La présence d´un dispositif de régulation nécessite malgré tout des déplacements à une vitesse la plus régulière possible de façon à obtenir une efficacité optimale du système.

Le choix d´un porte-buses facilite l´adaptation du pulvérisateur aux différentes applications. « Sur un corps à trois buses, l´adaptation d´une buse pour l´engrais liquide et de deux buses pour la pulvérisation est intéressante. On associe alors une buse classique à une buse à dérive limitée ou deux buses classiques de calibres différents. » Il est également possible d´adapter des buses spécifiques au traitement des bordures en bout de rampe.
Les rampes équipées d´une assistance d´air (Twin de Hardi-Évrard, Air Plus de Rau-Vicon) limitent la dispersion de la bouillie en conditions venteuses et améliorent la pénétration du produit dans une végétation dense (betteraves, etc.). Une soufflerie produit un flux d´air véhiculé par une « manche à air » jusqu´à l´arrière de la rampe. La lame d´air formée guide et accompagne les gouttelettes jusqu´à la cible.

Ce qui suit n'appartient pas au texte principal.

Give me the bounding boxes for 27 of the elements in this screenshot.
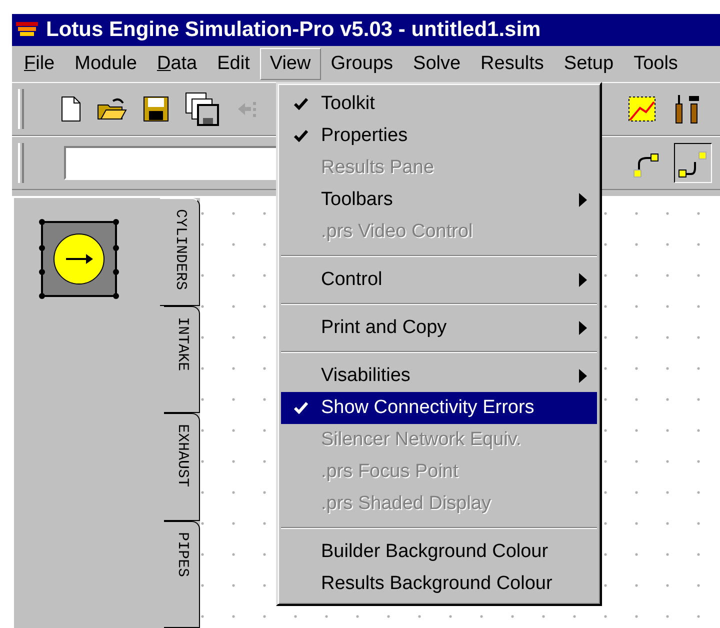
menu-item[interactable]: Solve xyxy=(403,48,471,80)
menu-item[interactable]: Results xyxy=(470,48,554,80)
connector-icon[interactable] xyxy=(674,143,712,183)
menu-item[interactable]: Builder Background Colour xyxy=(281,536,597,568)
menu-item[interactable]: Setup xyxy=(554,48,624,80)
menu-item[interactable]: Edit xyxy=(207,48,260,80)
menu-item[interactable]: Toolkit xyxy=(281,88,597,120)
window-title: Lotus Engine Simulation-Pro v5.03 - untitled1.sim xyxy=(46,17,541,44)
menu-item[interactable]: Tools xyxy=(624,48,688,80)
menu-item[interactable]: Properties xyxy=(281,120,597,152)
menu-item[interactable]: Results Background Colour xyxy=(281,568,597,600)
cylinder-element-icon[interactable] xyxy=(38,218,120,300)
menu-item[interactable]: Groups xyxy=(320,48,404,80)
menu-item[interactable]: Toolbars xyxy=(281,184,597,216)
menu-item[interactable]: Module xyxy=(64,48,147,80)
menu-item[interactable]: Data xyxy=(146,48,208,80)
menu-item[interactable]: File xyxy=(14,48,65,80)
toolkit-tab[interactable]: CYLINDERS xyxy=(160,198,200,306)
menu-item[interactable]: Control xyxy=(281,264,597,296)
menu-item[interactable]: View xyxy=(260,48,321,80)
menu-item[interactable]: Show Connectivity Errors xyxy=(281,392,597,424)
app-logo-icon xyxy=(16,22,38,38)
menu-item[interactable]: Print and Copy xyxy=(281,312,597,344)
menu-item[interactable]: Visabilities xyxy=(281,360,597,392)
toolkit-tab[interactable]: INTAKE xyxy=(164,306,200,413)
toolkit-tab[interactable]: EXHAUST xyxy=(164,413,200,520)
toolkit-tab[interactable]: PIPES xyxy=(164,520,200,628)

La rampe à assistance d´air est une solution pour limiter la dérive mais la soufflerie requiert beaucoup de puissance. Le coût du système est également un écueil à son développement.
Même si ces équipements permettent de travailler dans des conditions climatiques limites, il est important de tenir compte de ces facteurs pour réaliser un traitement de qualité. La force du vent influence beaucoup la précision des applications. Il est conseillé d´éviter de pulvériser lorsque la vitesse du vent est supérieure à 10 km/h du fait de la dérive importante. L´utilisation de buses à dérive limitée ont un effet limité avec une vitesse du vent élevée. Pour Joël Vélon, « il est conseillé de réaliser le traitement à une hygrométrie supérieure à 60 %. Cette hygrométrie peut être difficile à atteindre à partir du mois d´avril ou mai. Il est alors intéressant d´opérer tôt le matin ou plus tard dans la soirée lorsque l´humidité relative de l´air est remontée. »
©Hardi


Les conditions climatiques sont déterminantes
La température influence aussi la performance des applications : il est préconisé de pulvériser à une température inférieure à 25ºC. « En plus de pénaliser la qualité du traitement par l´évaporation du produit, les risques d´intoxication sont importants lorsqu´il fait chaud, » ajoute le technicien. Ces conseils s´avèrent d´autant plus importants que le traitement s´effectue en volume réduit.
Au-delà de tous ces choix et réglages, le stade végétatif de la plante mais aussi les consignes d´application des produits influent aussi sur la réussite du traitement.